Every frustration could be of value to you. Every disappointment can be of value to you. But you're going to have to go into it and allow it to happen in order to grow yourself.

What makes a recovery story truly inspiring? This conversation with Dr Allen Berger, Thom Rutledge and Patrick digs into a habit almost everyone in recovery recognises: taking someone else’s inventory instead of looking at their own. Starting from Thom’s tongue‑in‑cheek “Step 16: made a searching and fearless moral inventory of someone else”, the trio use humour to tackle a serious pattern.

They link this habit to early emotional development, referencing Piaget and Freud to explain how an “it’s all about me” mindset can linger well into adulthood.

As Allen puts it, many people stay stuck in that stage where “when I look at the world, then I'm interpreting everything in terms of its relationship to me.” You’ll hear how emotional immaturity fuels the urge to diagnose, fix, or manipulate others – whether that’s a client, a spouse in a divorce, or a loved one in crisis.

Rather than demonising this, they normalise it and then show another path: shifting from control to empathy, from strategy to genuine curiosity.
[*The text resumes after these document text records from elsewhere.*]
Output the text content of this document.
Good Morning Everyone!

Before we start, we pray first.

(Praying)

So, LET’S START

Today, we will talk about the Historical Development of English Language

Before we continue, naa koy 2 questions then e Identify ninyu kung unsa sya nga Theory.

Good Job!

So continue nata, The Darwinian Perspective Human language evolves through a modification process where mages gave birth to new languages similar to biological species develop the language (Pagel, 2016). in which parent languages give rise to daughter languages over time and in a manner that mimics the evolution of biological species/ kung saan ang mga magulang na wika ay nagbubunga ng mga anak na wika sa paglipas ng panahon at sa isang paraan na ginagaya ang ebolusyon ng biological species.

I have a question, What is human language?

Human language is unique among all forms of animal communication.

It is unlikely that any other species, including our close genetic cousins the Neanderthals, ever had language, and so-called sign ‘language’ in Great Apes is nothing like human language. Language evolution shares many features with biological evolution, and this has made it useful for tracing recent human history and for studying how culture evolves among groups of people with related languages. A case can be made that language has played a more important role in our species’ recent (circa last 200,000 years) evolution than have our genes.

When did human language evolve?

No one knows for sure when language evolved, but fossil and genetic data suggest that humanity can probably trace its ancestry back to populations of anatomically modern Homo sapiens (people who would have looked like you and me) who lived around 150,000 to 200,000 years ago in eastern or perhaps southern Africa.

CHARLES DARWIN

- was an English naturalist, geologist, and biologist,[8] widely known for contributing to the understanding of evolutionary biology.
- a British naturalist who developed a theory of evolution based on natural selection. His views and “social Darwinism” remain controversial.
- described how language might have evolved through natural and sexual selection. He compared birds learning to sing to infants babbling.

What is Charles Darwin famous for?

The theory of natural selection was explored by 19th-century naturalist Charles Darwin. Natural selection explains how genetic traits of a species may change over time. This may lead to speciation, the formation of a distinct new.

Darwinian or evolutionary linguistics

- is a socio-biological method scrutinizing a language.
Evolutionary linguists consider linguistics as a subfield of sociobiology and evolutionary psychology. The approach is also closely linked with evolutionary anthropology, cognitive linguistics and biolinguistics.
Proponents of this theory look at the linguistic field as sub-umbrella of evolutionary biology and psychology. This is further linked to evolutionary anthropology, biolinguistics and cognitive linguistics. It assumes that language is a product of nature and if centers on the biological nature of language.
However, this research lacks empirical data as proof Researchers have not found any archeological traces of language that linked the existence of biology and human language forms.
A key line sums up their definition of emotional sobriety: acting for oneself without being selfish. Therapy itself gets a gentle roasting, with jokes about charging friends by the hour and magic wands that “don’t work”, but underneath the humour sits a clear message: the healing power lies in the relationship.

Simple questions like “Did you feel heard?” matter more than fancy techniques. The episode also reframes frustration and disappointment. Instead of treating them as disasters, Allen suggests they can be used to grow: “Every frustration could be of value to you… but you're going to have to go into it and allow it to happen.” If you’ve ever caught yourself obsessing over someone else’s faults while avoiding your own, this conversation might be the nudge you need.

Whose inventory are you really taking today – and what would change if you led with empathy instead?